Most personal healthcare devices and applications today have one-size-fits-all performance that work for as many people as possible, but don’t work optimally for anyone. These devices are often unchanging and are unable to adapt to the user or their environments. In this era of personalized medicine, where we understand that each patient is unique and deserves tailored, dynamic care, why aren’t healthcare devices — our most personal devices — dynamic as well?

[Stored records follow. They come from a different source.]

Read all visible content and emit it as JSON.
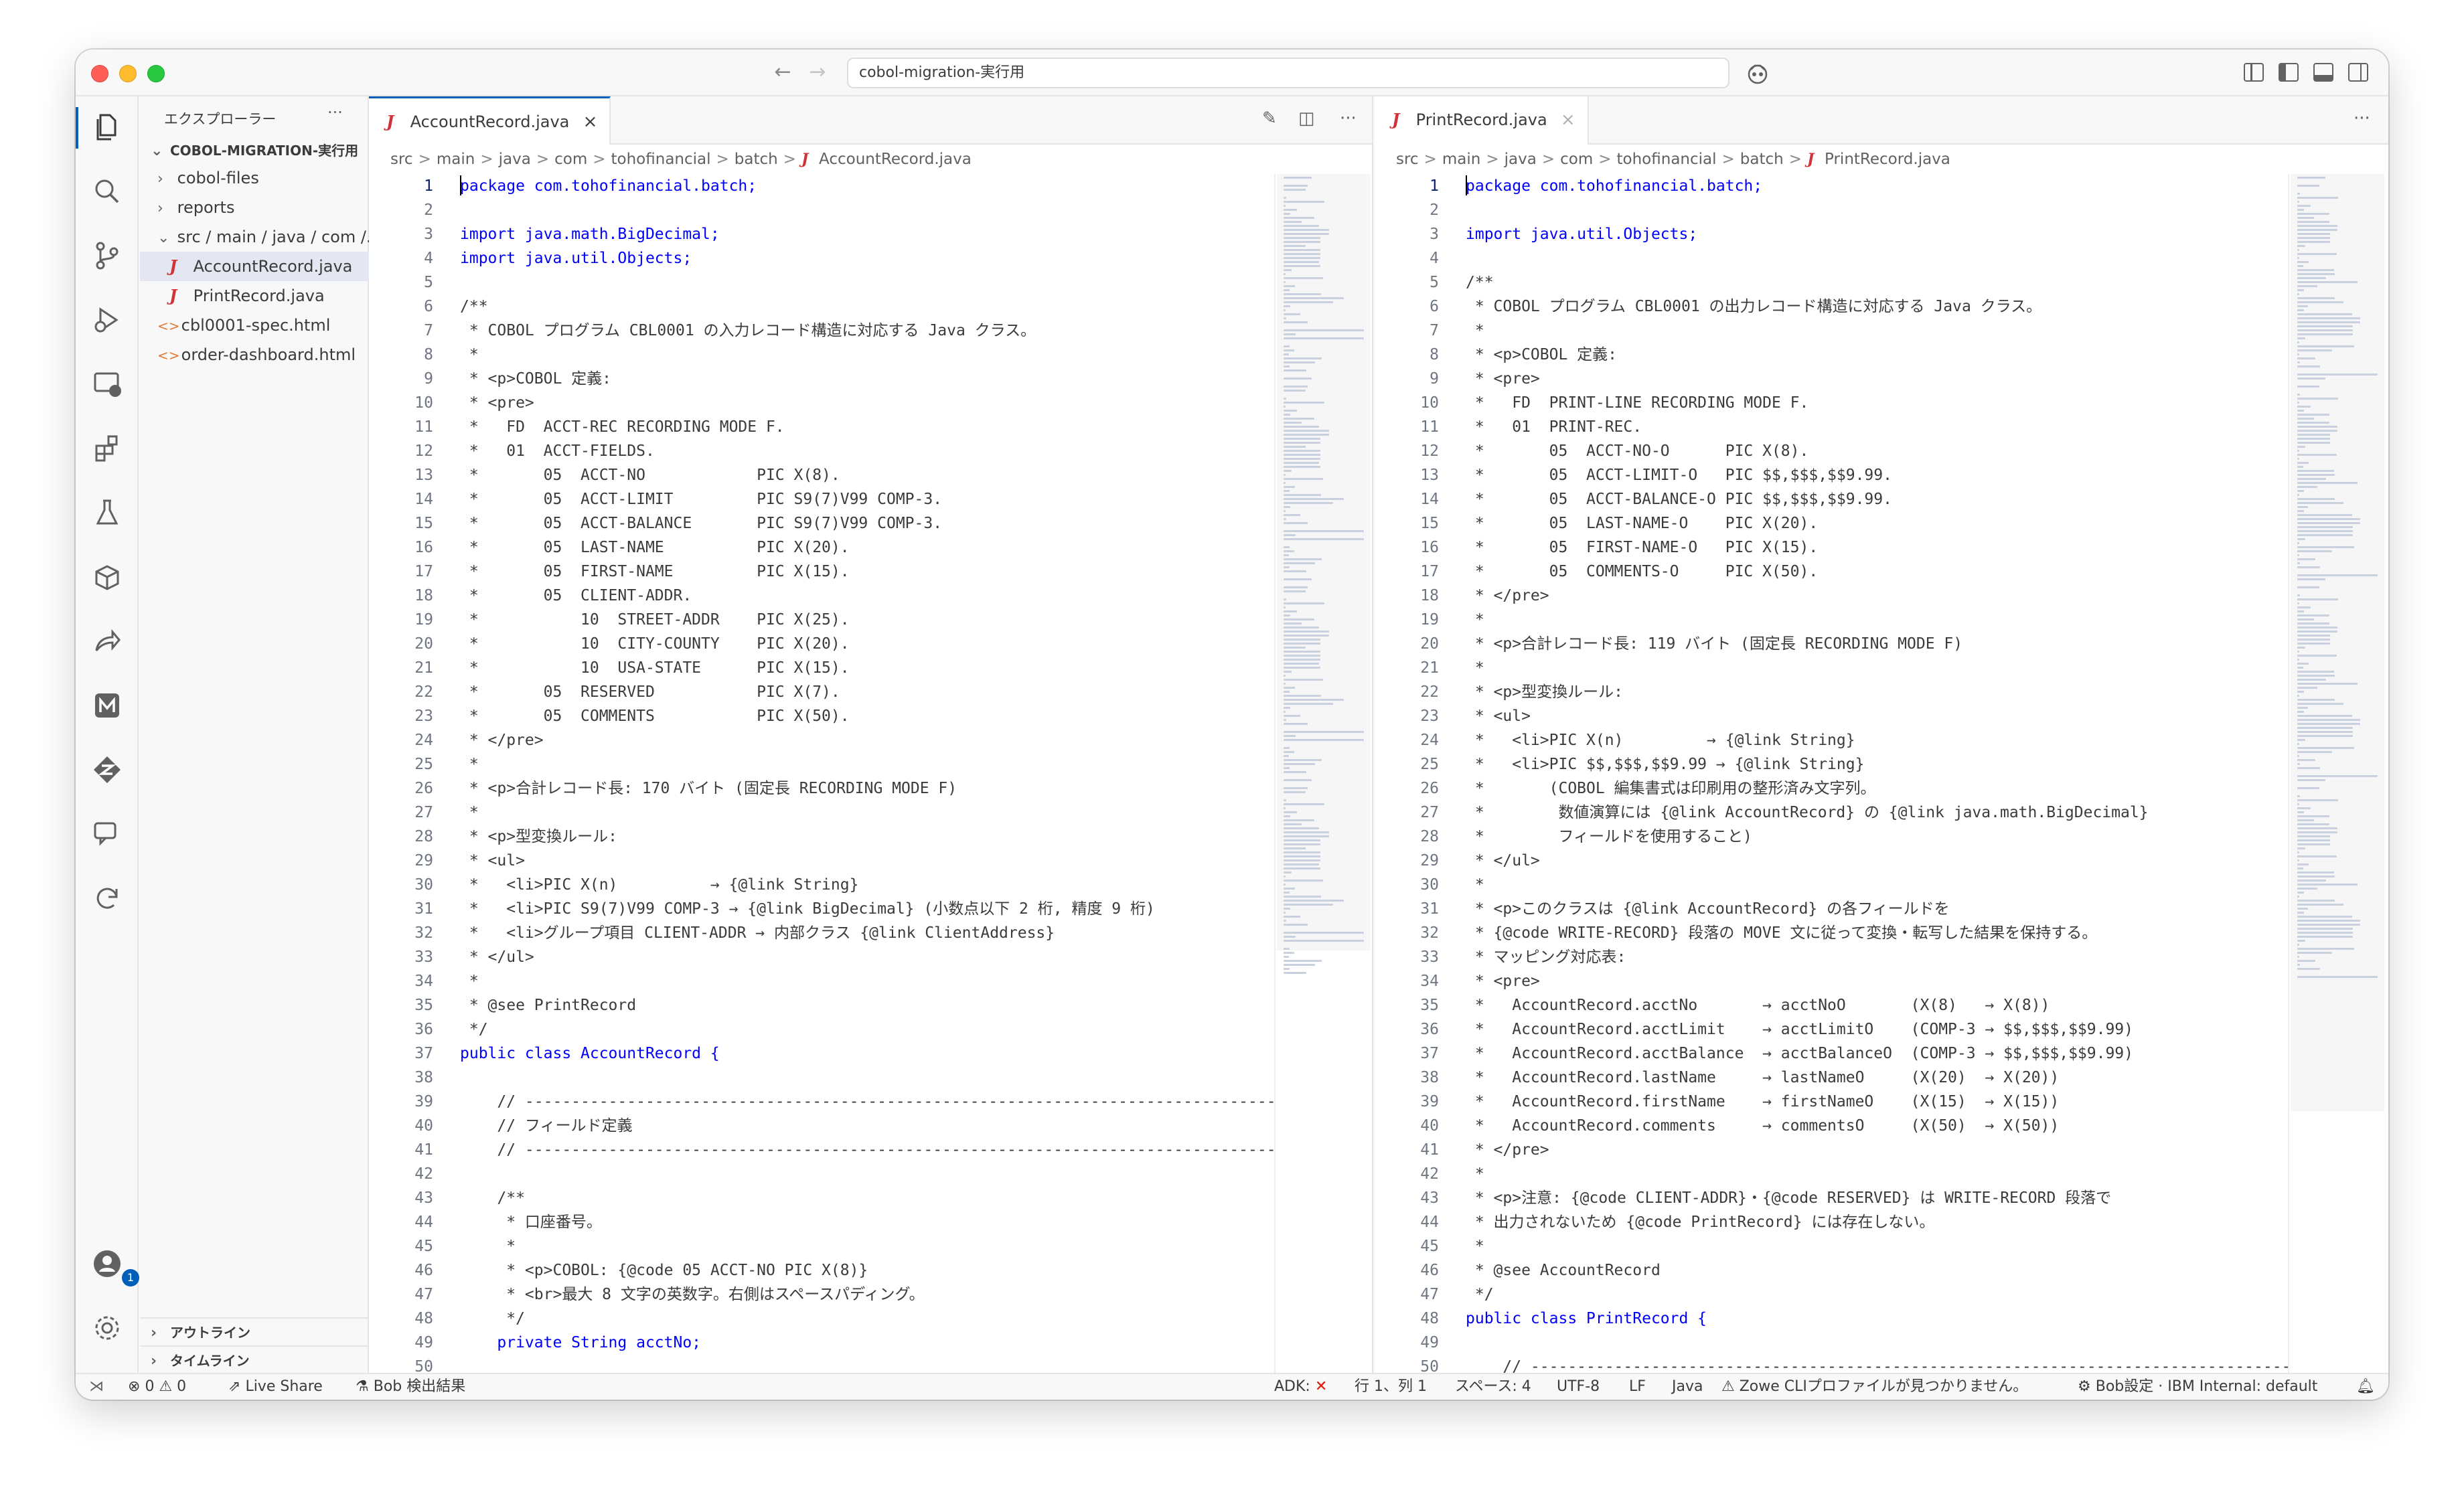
{
  "window": {
    "address": "cobol-migration-実行用"
  },
  "explorer": {
    "title": "エクスプローラー",
    "more": "···",
    "root": "COBOL-MIGRATION-実行用",
    "items": [
      {
        "label": "cobol-files",
        "type": "folder",
        "chev": "›"
      },
      {
        "label": "reports",
        "type": "folder",
        "chev": "›"
      },
      {
        "label": "src / main / java / com /...",
        "type": "folder",
        "chev": "⌄"
      },
      {
        "label": "AccountRecord.java",
        "type": "java"
      },
      {
        "label": "PrintRecord.java",
        "type": "java"
      },
      {
        "label": "cbl0001-spec.html",
        "type": "html"
      },
      {
        "label": "order-dashboard.html",
        "type": "html"
      }
    ],
    "outline": "アウトライン",
    "timeline": "タイムライン",
    "account_badge": "1"
  },
  "left_editor": {
    "tab": "AccountRecord.java",
    "breadcrumb": [
      "src",
      "main",
      "java",
      "com",
      "tohofinancial",
      "batch",
      "AccountRecord.java"
    ],
    "lines": [
      "package com.tohofinancial.batch;",
      "",
      "import java.math.BigDecimal;",
      "import java.util.Objects;",
      "",
      "/**",
      " * COBOL プログラム CBL0001 の入力レコード構造に対応する Java クラス。",
      " *",
      " * <p>COBOL 定義:",
      " * <pre>",
      " *   FD  ACCT-REC RECORDING MODE F.",
      " *   01  ACCT-FIELDS.",
      " *       05  ACCT-NO            PIC X(8).",
      " *       05  ACCT-LIMIT         PIC S9(7)V99 COMP-3.",
      " *       05  ACCT-BALANCE       PIC S9(7)V99 COMP-3.",
      " *       05  LAST-NAME          PIC X(20).",
      " *       05  FIRST-NAME         PIC X(15).",
      " *       05  CLIENT-ADDR.",
      " *           10  STREET-ADDR    PIC X(25).",
      " *           10  CITY-COUNTY    PIC X(20).",
      " *           10  USA-STATE      PIC X(15).",
      " *       05  RESERVED           PIC X(7).",
      " *       05  COMMENTS           PIC X(50).",
      " * </pre>",
      " *",
      " * <p>合計レコード長: 170 バイト (固定長 RECORDING MODE F)",
      " *",
      " * <p>型変換ルール:",
      " * <ul>",
      " *   <li>PIC X(n)          → {@link String}",
      " *   <li>PIC S9(7)V99 COMP-3 → {@link BigDecimal} (小数点以下 2 桁, 精度 9 桁)",
      " *   <li>グループ項目 CLIENT-ADDR → 内部クラス {@link ClientAddress}",
      " * </ul>",
      " *",
      " * @see PrintRecord",
      " */",
      "public class AccountRecord {",
      "",
      "    // ------------------------------------------------------------------------------------------",
      "    // フィールド定義",
      "    // ------------------------------------------------------------------------------------------",
      "",
      "    /**",
      "     * 口座番号。",
      "     *",
      "     * <p>COBOL: {@code 05 ACCT-NO PIC X(8)}",
      "     * <br>最大 8 文字の英数字。右側はスペースパディング。",
      "     */",
      "    private String acctNo;",
      ""
    ]
  },
  "right_editor": {
    "tab": "PrintRecord.java",
    "breadcrumb": [
      "src",
      "main",
      "java",
      "com",
      "tohofinancial",
      "batch",
      "PrintRecord.java"
    ],
    "lines": [
      "package com.tohofinancial.batch;",
      "",
      "import java.util.Objects;",
      "",
      "/**",
      " * COBOL プログラム CBL0001 の出力レコード構造に対応する Java クラス。",
      " *",
      " * <p>COBOL 定義:",
      " * <pre>",
      " *   FD  PRINT-LINE RECORDING MODE F.",
      " *   01  PRINT-REC.",
      " *       05  ACCT-NO-O      PIC X(8).",
      " *       05  ACCT-LIMIT-O   PIC $$,$$$,$$9.99.",
      " *       05  ACCT-BALANCE-O PIC $$,$$$,$$9.99.",
      " *       05  LAST-NAME-O    PIC X(20).",
      " *       05  FIRST-NAME-O   PIC X(15).",
      " *       05  COMMENTS-O     PIC X(50).",
      " * </pre>",
      " *",
      " * <p>合計レコード長: 119 バイト (固定長 RECORDING MODE F)",
      " *",
      " * <p>型変換ルール:",
      " * <ul>",
      " *   <li>PIC X(n)         → {@link String}",
      " *   <li>PIC $$,$$$,$$9.99 → {@link String}",
      " *       (COBOL 編集書式は印刷用の整形済み文字列。",
      " *        数値演算には {@link AccountRecord} の {@link java.math.BigDecimal}",
      " *        フィールドを使用すること)",
      " * </ul>",
      " *",
      " * <p>このクラスは {@link AccountRecord} の各フィールドを",
      " * {@code WRITE-RECORD} 段落の MOVE 文に従って変換・転写した結果を保持する。",
      " * マッピング対応表:",
      " * <pre>",
      " *   AccountRecord.acctNo       → acctNoO       (X(8)   → X(8))",
      " *   AccountRecord.acctLimit    → acctLimitO    (COMP-3 → $$,$$$,$$9.99)",
      " *   AccountRecord.acctBalance  → acctBalanceO  (COMP-3 → $$,$$$,$$9.99)",
      " *   AccountRecord.lastName     → lastNameO     (X(20)  → X(20))",
      " *   AccountRecord.firstName    → firstNameO    (X(15)  → X(15))",
      " *   AccountRecord.comments     → commentsO     (X(50)  → X(50))",
      " * </pre>",
      " *",
      " * <p>注意: {@code CLIENT-ADDR}・{@code RESERVED} は WRITE-RECORD 段落で",
      " * 出力されないため {@code PrintRecord} には存在しない。",
      " *",
      " * @see AccountRecord",
      " */",
      "public class PrintRecord {",
      "",
      "    // -------------------------------------------------------------------------------------------"
    ]
  },
  "statusbar": {
    "errors": "0",
    "warnings": "0",
    "live_share": "Live Share",
    "bob": "Bob 検出結果",
    "adk": "ADK:",
    "position": "行 1、列 1",
    "spaces": "スペース: 4",
    "encoding": "UTF-8",
    "eol": "LF",
    "language": "Java",
    "zowe": "Zowe CLIプロファイルが見つかりません。",
    "bob_settings": "Bob設定 · IBM Internal: default"
  },
  "colors": {
    "accent": "#005fb8",
    "keyword": "#0000ff",
    "java_icon": "#d13438",
    "html_icon": "#e37933"
  }
}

We exist to enable the medical device of the future. At Enabyl, we have developed a cloud-based artificial intelligence (A.I.) framework called Foresight that allows IoT-connected devices and apps to update their functionality in real-time in response to patient data. By integrating A.I. and advanced analytics, devices that track our health can not only learn to predict a patient’s needs and health risks, but also calibrate themselves to each user to collect more accurate data.
Using this framework, we have developed a first-of-its-kind application for predicting falls in Parkinson’s patients called Balance. Due to each patient’s unique movement patterns, symptoms, and noisy environments, predicting falls an extremely difficult task by conventional means. With an adaptive framework, however, Balance learns patients’ unique movement patterns over time, improving its ability to predict falls as the patient walks with their device.
To truly make healthcare devices more effective, our devices must learn about us — the patients — and not just the disease itself. At Enabyl, this idea is our driving passion.